While I was working as the Store Manage of the KB in Waltham in the spring of 2002, the PlayStation 2 was the hot video game system of the moment. And having gone through a few generations of systems I was aware of the various scams involving them. Be it theft of the system, fraudulent returns, or the subject of this tale, The Stolen Credit Card.
I knew from experience that someone coming in to to buy 2 systems with a credit card and buying nothing else was a red flag that the credit card being used was stolen. However I was not allowed to just say not to a sale based upon this reason alone. A man came into my store one night to buy 2 PS2s and nothing else. Knowing the red flag, I made sure to check his Driver's License. Everything looked fine, I ran the order and out he went. A month or so later a Detective from the Waltham PD came into my store to ask a few questions about a case he was working on. He told me about a stolen credit card ring that was being run out of a local gym. He said the card was used at my store on a specific date. He gave me the amount of the sale and I KNEW exactly what was bought and that I had rung up that transaction. I told the officer that I checked his ID. The officer felt guilty and didn't want to show me the file he was holding. He told not to feel bad, before even showing it to me! He told me that this guy was a Professional Thief and that this was his craft. He was a Master Barber, or Master Plumber, just of stealing. My pride demanded I see the file. So he opened it and I saw the name of the woman who owned the credit card. The woman, as opposed to the drastically racially different MAN I sold the systems to. The name was nowhere near an ambiguous name either. I was furious at myself! I was the Store Manager and I fell for that scam? But the Officer calmed me down and told me that he sees it all the time. That hardly anyone that checks ID in America was trained on how to do so properly. He told me I was not at fault at all (and thankfully neither was my company!) and to just be more careful next time.

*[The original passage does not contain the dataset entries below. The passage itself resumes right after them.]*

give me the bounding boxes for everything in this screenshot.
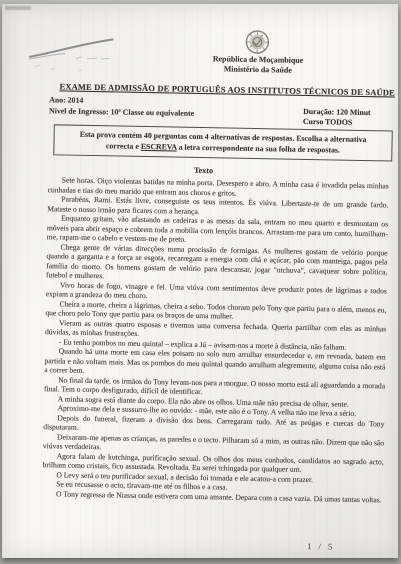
entry-level: Nível de Ingresso: 10ª Classe ou equival… — [49, 106, 194, 119]
pen-scribble-icon — [21, 27, 142, 75]
national-emblem-icon — [244, 29, 270, 55]
instructions-box: Esta prova contém 40 perguntas com 4 alt… — [53, 124, 393, 161]
exam-meta-right: Duração: 120 Minut Curso TODOS — [303, 107, 371, 128]
reading-text: Sete horas. Oiço violentas batidas na mi… — [42, 175, 389, 504]
page-content: República de Moçambique Ministério da Sa… — [0, 0, 401, 561]
escreva-emphasis: ESCREVA — [141, 142, 177, 152]
exam-course: Curso TODOS — [303, 117, 371, 128]
issuing-authority: República de Moçambique Ministério da Sa… — [152, 53, 364, 76]
page-number: 1 / 5 — [307, 541, 335, 552]
exam-meta-left: Ano: 2014 Nível de Ingresso: 10ª Classe … — [49, 95, 195, 119]
paragraph: Chega gente de várias direcções numa pro… — [46, 242, 388, 286]
scanned-exam-page: República de Moçambique Ministério da Sa… — [2, 4, 398, 558]
exam-title: EXAME DE ADMISSÃO DE PORTUGUÊS AOS INSTI… — [59, 81, 401, 97]
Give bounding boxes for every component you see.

I do not remember if they caught the guy. And that is not the point. The point was that a Professional Thief will rob you blind with a skill that comes from years of practice and training. Just like an Electrician who's worked on hundreds of jobs, this thief had stolen hundreds of credit cards and knew what he was doing. He had scammed plenty of other retail workers. I wasn't alone, I wasn't special, I wasn't an idiot that was not doing his job properly. I was dealing with a pro.
The only way to stop a pro is...you can't. All you can do is do your best to reduce to opportunity and increase the amount of awareness people have that there are other people around. Be there and paying attention, but even then, the really good ones will get you.
Sadly this story came up at my current job recently. A co-worker robbed us blind. Chipping away at us slowly but surely for months. And none of us caught it until too late. Fortunately the big job being planned was stopped, and that's all you can really ask for. But it does not hurt any less. It fucking sucks in an office so small (10 employees including the owner) that one of us took advantage of all of our trust.
But I told this story to them, because it's pure truth. The person that betrayed us was a Pro. None of us was caught sleeping, nor did a bad job. None of us were expecting a pro. The person is gone, and a close tight-knit group has gotten closer. Adversity does that.